The ICB is required to work with local authorities to create an integrated care partnership (ICP) committee, to include local organisations such as the voluntary sector and social enterprises. The ICP works on prevention, wider social and economic factors affecting health, and reducing health inequalities. The first ICP chair, appointed in 2022, is Richard Clewer (leader of Wiltshire Council from 2021 to 2025).

==Primary care==
As of April 2020, there were 22 GP practices in Swindon and 49 in Wiltshire; the CCG's 94 practices are grouped into 23 primary care networks. Out-of-hours services are provided by Medvivo.

==Community care==
Community child health services commissioned by Wiltshire Council, including children’s specialist community nursing, health visiting, speech and language therapy, and parenting programmes, have been run by HCRG Care Group since April 2016 (until 2021 under the company's former name, Virgin Care). They were formerly run by five separate NHS organisations. HCRG's contract was renewed in 2023 to continue until at least 2029.

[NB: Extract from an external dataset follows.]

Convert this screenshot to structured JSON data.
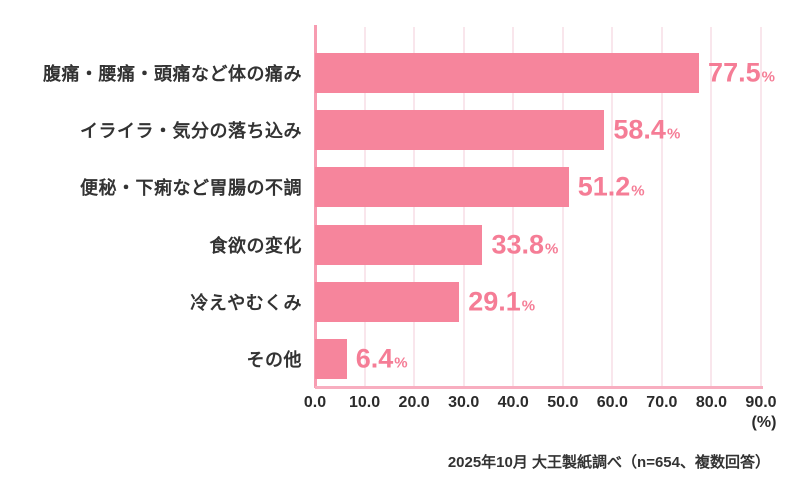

Swindon Borough Council and Swindon Clinical Commissioning Group set up a contract with SEQOL, a newly formed community interest company, to provide a variety of adult social care services in 2011. The council paid £9.4 million and the CCG £17 million a year. In March 2016, they decided not to renew the contract because of performance problems: in 2014-15 the average daily rate, per 100,000 population, of delayed hospital discharges from hospital attributable to social care was 6.9 in Swindon, compared to a national average of 3.7. SEQOL requested to end their involvement without completing the 12 months' notice provided in the contract, and from October 2016, Great Western Hospitals NHS Foundation Trust were responsible for these services. SEQOL's staff returned to employment by the hospital or the council, and the company intended to cease trading.

From April 2022, community cardiology services in Wiltshire are provided by Wiltshire Health and Care LLP, who already ran community hospitals in the county. These services include diagnostics, assessment and advice, and rehabilitation of heart failure patients.

==Mental health==
Avon and Wiltshire Mental Health Partnership NHS Trust (AWP) provides adult mental health and related services in Wiltshire and the former county of Avon, an area centered on Bristol.

From April 2010, Oxford Health NHS Foundation Trust has provided tiers 3 and 4 of Child and Adolescent Mental Health Services (CAMHS) in Wiltshire and Bath and North East Somerset following a competitive tender. Previously this service had been operated by three providers, though primarily AWP. The service is jointly funded by the NHS and local authorities.

==Hospital provision==
Great Western Hospitals NHS Foundation Trust and Salisbury NHS Foundation Trust are the main acute providers in the county. In June 2018 they agreed to form an alliance with Royal United Hospitals Bath NHS Foundation Trust, as they provide most of the hospital services in the Bath, North East Somerset, Swindon and Wiltshire sustainability and transformation plan area. Effective November 2024, Cara Charles-Barks – chief executive of the Bath trust – was appointed as the joint chief executive of the three trusts.

Community hospitals at Chippenham, Devizes, Melksham, Marlborough (Savernake), Trowbridge and Warminster are run since 2016 by Wiltshire Health and Care LLP. The Chippenham and Trowbridge hospitals have minor injuries units.